Good Friday and Easter Sunday in Tarlac’s Poblacion

14 Apr 2026 • 12:05 AM MYT
The Manila Times
The Manila Times

One of the longest-running English broadsheets in the Philippines

Good Friday and Easter Sunday in Tarlac’s Poblacion

Last of two parts

I FORGOT to explain in my last column what I observed at 3 p.m. of Good Friday at the San Sebastian Cathedral in Tarlac City, where some priests and members of the extraordinary ministers of the Holy Communion, made some smoke as they moved the crucifix violently to signify the death of Jesus. I was told by my colleague, Dr. Lars Raymund Ubaldo, a scholar of Cordillera culture, that this was very similar to what the people of the north do immediately after the death of a person, where the latter is sat in the death chair (sangadi or sangachil), and is smoked. Then the body is wiped down to transfer their power, or “potencia,” to the cloth. Which is also similar to when people wipe the image of the Jesus Nazareno, believing that they are transferring healing powers and graces to the towel. In anthropology, this is called the syncretism of folk beliefs with Catholic rituals, which we term folk Catholicism, which is what makes Filipino Catholicism an enduring faith in the Philippines.
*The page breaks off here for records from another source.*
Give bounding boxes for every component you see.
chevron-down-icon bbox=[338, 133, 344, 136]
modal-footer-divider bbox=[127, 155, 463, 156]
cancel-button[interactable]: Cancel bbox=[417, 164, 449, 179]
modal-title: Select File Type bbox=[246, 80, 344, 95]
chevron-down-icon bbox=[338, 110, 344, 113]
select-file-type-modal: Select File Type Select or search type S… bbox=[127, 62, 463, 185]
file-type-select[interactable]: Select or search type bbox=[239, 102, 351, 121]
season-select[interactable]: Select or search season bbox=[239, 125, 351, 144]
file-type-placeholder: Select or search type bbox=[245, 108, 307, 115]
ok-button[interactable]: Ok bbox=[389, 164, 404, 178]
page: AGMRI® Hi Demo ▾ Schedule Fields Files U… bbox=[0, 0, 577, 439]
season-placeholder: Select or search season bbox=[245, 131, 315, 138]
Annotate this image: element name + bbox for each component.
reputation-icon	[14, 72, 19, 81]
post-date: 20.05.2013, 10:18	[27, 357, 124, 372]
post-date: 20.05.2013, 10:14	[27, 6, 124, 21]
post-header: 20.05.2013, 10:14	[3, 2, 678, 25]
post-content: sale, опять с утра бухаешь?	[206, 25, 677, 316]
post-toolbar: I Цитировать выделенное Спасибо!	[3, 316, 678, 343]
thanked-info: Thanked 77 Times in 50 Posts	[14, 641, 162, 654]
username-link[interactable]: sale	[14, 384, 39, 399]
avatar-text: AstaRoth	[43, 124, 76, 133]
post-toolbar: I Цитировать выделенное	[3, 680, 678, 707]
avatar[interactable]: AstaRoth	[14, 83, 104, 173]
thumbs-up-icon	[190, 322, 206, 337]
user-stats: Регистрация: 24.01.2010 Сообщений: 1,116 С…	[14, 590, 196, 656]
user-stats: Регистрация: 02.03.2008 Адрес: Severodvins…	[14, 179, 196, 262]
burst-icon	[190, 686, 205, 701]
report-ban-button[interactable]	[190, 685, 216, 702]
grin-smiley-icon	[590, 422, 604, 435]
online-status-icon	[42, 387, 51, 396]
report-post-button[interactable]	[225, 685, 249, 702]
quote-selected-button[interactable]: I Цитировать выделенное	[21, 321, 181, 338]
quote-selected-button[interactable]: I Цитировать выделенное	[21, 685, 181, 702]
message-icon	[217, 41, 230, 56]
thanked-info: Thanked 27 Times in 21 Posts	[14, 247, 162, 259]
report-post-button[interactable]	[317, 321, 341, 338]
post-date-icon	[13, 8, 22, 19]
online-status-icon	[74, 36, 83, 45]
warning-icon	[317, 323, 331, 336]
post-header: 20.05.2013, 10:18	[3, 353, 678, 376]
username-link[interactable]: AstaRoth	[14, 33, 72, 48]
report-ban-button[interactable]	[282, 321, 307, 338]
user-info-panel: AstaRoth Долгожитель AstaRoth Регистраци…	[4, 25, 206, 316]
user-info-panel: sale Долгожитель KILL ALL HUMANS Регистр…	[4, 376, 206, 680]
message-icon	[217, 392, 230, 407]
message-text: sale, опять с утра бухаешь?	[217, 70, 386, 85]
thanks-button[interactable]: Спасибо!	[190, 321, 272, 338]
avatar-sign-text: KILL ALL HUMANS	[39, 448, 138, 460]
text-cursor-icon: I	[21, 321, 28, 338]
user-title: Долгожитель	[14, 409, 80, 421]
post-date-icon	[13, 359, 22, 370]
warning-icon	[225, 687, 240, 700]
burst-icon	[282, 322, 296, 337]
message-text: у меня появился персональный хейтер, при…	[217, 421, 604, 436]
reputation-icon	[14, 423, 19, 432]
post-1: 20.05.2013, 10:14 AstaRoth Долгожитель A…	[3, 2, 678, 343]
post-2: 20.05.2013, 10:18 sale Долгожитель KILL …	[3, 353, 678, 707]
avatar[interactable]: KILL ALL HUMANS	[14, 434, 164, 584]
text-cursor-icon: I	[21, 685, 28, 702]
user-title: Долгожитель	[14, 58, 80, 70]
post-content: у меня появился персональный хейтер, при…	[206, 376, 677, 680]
When I went out of the cathedral for the procession after the Good Friday rites, I could still see a group of penitents lying prostrate in front of the church. I had thought for years that they would already be done before 3 p.m. following the time of Jesus’ suffering, but apparently there are still people who carry crosses or flagellate themselves. According to anthropologist Fernando Nakpil Zialcita, this also came from the way warriors mourn a dead “datu,” where they encase and bind their bodies very tightly with rattan.

I have been to the Good Friday procession of Makati, where they set up complete tableaus of all the apostles and each stage of the passion of Christ. The Spaniards used processions during the colonial period as a way to evangelize the people who could not read Spanish, let alone allow them to read the Bible. Our city’s procession is more modest, which included Señor Pacencia (Lord of Patience seated after the scourging), Señor Nazareno (Jesus falls on his knees while carrying the cross), Jesus carrying the cross with Our Lady of Sorrows, another Mater Dolorosa, St. Mary Magdalene, St. John the Evangelist, the Pieta (Jesus carried by his mother Mary after crucifixion) and a beautifully designed carroza for the crucifixion by a young camarero from a prominent Tarlaqueño family, Josh Lugar. Some of the families have been taking care of these Lenten images for generations and take great pains to decorate their carrozas as a form of “bayanihan”; they even have shirts representing their families and images.

The highlight of the procession, of course, was the dead Christ, which in this procession was times two, an ornate Santo Entierro encased in a beautiful carroza, and the image which was brought down from the cross carried by the “apostles” and which the Bishop Roberto Calara Mallari, D.D. accompanied. When the procession around the población ended, this was enshrined for the Easter Vigil as the adoration of the cross continued. The senior parochial vicar, Father Obet Cabrera, introduced me to the bishop who invited me to dinner with the priests. I was so blessed.

Despite the early call time, on Easter Sunday, I decided to wake up early and for the first time join my parents, Vilma and Charles, after many years to go to the Cathedral for my first traditional “Salubong.” This was special for me because they were the first who taught me not only to fear God but also to have faith in Him. When I was a young boy, they brought me to the San Sebastian Cathedral in Tarlac, Tarlac, to pray for me because I was believed to be sickly and might die before I reached the age of 7. My mom at one point dressed me in a small maroon-colored habit and brought me to touch the Poong Jesus Nazareno enshrined in the Cathedral. Oh, and this is where they were also married 42 years ago!

The two processions met before 5 a.m. — the Josh Lugay image of the Resurrected Christ and the Mater Dolorosa, veiled in mourning black. There was no young angel in harness singing “Resvrrexit sicvt dixit, allelvia!” nor a dove with wings clipped tied to balloons. But yes, there was an angel, accompanied by a sacristan, on a crane of the Tarlac Electric Inc., whose driver delicately navigated toward the Holy Mother’s brightly lit carroza so the young angel could get near her face to take away her black mourning veil. No fuss, just happy fireworks coming from the canopy of the church. The Lord has risen!

There were so many people that we were not able to sit inside the cathedral, so we just sat outside for the Easter morning Mass. My mom was delighted to hear me for sing for the first time the good old Mass songs of Fathers Eduardo Hontiveros and Manoling Francisco, SJ. I was just feeling the moment to see many happy people just like Christmastime. And looked forward to my Chowking breakfast with my parents later.